Excited-state intramolecular proton transfer (ESIPT) process based on ‘naked’ diazaborepins (NDABs) by modification on the parent structure (NDAB-H) is confirmed by experiment and theory calculation. An emission peak is detected at longer wavelength with large Stokes shift in toluene, and a new emission shoulder gradually appeared at short wavelength as the increase of solvent polarity, indicating the ESIPT process is tuned by solvent. Herein, the solvent effect and the mechanism of the ESIPT reaction are further investigated by DFT calculation. Without considering the effect of proton in solvent, seven aprotic solvents with different dielectric constant from DMSO (46.8) to cyclohexane (1.18) are chosen. Typical bond lengths, angles, electron distribution and transfer on frontier molecular orbital and thermodynamics analysis are discussed in different solvents for comparison. This work proved that the ESIPT process is inhibited as the increase of the solvent polarity that is in good agreement with the experimental date.
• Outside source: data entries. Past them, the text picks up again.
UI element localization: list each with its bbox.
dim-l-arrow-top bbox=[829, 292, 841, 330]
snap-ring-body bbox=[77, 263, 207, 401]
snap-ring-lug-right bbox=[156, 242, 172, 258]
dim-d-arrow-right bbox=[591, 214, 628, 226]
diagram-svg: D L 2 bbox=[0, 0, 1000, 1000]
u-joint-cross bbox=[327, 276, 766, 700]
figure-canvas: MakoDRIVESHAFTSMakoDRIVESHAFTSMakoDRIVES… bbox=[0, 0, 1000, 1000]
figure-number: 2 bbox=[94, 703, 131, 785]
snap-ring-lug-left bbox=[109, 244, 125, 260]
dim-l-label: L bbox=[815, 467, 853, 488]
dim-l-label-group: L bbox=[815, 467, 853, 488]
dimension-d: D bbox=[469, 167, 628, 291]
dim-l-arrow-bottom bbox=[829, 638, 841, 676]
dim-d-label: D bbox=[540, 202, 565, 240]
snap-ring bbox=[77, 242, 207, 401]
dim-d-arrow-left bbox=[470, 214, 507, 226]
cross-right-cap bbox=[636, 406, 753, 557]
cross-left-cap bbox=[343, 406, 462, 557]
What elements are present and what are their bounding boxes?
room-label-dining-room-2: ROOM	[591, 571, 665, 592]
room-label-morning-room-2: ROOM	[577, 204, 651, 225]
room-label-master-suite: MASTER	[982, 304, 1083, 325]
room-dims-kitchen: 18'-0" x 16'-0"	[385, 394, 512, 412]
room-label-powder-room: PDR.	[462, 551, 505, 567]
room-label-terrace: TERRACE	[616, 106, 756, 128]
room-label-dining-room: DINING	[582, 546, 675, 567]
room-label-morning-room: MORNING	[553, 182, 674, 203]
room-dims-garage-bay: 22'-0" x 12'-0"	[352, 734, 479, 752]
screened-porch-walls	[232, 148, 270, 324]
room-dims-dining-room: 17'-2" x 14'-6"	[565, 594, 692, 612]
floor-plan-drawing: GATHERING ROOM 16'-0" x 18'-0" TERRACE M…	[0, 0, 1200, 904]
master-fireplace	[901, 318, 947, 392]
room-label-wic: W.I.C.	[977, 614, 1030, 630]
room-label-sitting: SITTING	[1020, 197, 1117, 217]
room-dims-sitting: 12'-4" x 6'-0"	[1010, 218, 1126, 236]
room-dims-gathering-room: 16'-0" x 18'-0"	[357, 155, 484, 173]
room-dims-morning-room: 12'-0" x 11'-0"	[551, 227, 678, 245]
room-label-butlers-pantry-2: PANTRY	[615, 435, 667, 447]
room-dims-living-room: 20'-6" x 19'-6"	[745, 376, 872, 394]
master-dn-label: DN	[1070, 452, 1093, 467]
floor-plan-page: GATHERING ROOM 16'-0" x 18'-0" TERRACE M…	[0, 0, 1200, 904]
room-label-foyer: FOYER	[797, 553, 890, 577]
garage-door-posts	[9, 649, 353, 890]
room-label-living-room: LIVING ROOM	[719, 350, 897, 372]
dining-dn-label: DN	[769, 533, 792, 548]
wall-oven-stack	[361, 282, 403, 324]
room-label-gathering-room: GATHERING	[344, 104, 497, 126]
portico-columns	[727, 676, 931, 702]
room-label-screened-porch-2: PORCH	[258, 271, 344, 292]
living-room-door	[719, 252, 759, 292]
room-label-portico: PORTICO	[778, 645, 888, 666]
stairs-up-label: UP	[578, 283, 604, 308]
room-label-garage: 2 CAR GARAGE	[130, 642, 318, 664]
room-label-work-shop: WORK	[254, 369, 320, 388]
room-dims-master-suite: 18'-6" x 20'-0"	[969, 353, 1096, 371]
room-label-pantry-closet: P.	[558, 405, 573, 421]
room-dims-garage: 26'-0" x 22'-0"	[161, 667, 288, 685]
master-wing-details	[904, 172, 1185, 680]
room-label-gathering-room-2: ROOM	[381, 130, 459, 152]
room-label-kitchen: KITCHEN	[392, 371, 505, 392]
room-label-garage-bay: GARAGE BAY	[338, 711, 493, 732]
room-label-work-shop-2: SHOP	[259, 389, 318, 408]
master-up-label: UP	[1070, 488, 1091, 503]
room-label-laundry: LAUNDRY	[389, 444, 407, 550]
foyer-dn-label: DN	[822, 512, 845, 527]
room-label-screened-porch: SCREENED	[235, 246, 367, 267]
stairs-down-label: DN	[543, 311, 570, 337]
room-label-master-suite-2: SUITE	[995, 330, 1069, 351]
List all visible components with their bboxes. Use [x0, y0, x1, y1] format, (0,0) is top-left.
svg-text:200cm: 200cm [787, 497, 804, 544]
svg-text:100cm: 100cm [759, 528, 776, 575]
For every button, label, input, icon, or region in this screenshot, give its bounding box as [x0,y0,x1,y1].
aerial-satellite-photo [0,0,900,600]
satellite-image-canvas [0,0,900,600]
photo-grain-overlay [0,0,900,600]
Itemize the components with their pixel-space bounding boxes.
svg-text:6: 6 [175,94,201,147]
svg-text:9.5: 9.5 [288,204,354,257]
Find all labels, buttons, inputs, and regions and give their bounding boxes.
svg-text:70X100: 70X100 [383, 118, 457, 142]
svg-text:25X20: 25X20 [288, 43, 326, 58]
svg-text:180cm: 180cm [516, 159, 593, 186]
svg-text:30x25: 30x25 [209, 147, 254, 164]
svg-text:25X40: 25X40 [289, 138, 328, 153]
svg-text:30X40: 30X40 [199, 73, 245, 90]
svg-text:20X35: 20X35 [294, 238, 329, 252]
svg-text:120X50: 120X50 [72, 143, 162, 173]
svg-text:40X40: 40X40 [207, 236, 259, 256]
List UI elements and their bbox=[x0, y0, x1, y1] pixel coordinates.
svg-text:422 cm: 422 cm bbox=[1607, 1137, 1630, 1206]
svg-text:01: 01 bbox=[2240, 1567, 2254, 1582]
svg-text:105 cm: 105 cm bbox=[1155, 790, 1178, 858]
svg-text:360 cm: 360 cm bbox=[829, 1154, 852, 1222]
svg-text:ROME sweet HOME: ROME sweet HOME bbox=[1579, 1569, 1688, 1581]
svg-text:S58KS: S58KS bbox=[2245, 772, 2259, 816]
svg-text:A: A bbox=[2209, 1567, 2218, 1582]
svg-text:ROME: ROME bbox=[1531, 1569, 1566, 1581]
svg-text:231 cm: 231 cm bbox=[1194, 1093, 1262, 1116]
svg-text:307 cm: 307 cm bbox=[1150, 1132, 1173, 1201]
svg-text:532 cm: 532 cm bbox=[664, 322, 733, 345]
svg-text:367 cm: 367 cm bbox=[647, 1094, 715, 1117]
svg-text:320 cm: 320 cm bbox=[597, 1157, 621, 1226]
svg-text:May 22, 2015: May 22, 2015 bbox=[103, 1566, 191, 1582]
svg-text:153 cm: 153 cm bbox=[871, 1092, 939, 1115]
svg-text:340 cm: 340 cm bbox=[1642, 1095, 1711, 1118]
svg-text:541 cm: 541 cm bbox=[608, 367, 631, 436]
通过修饰母体结构（NDAB-H），基于“裸”重氮杂配蛋白（NDAB）的激发态分子内质子转移（ESIPT）过程）通过实验和理论计算得到证实。在较长的波长处检测到一个发射峰，甲苯中的斯托克斯位移较大，并且随着溶剂极性的增加，在短波长处逐渐出现了一个新的发射峰，这表明ESIPT过程受溶剂的影响。在此，通过DFT计算进一步研究了溶剂效应和ESIPT反应的机理。在不考虑质子在溶剂中的影响的情况下，选择了介电常数从DMSO（46.8）到环己烷（1.18）不同的七种非质子溶剂。在不同溶剂中讨论了前沿分子轨道和热力学分析中的典型键长，键角，电子分布和转移，以进行比较。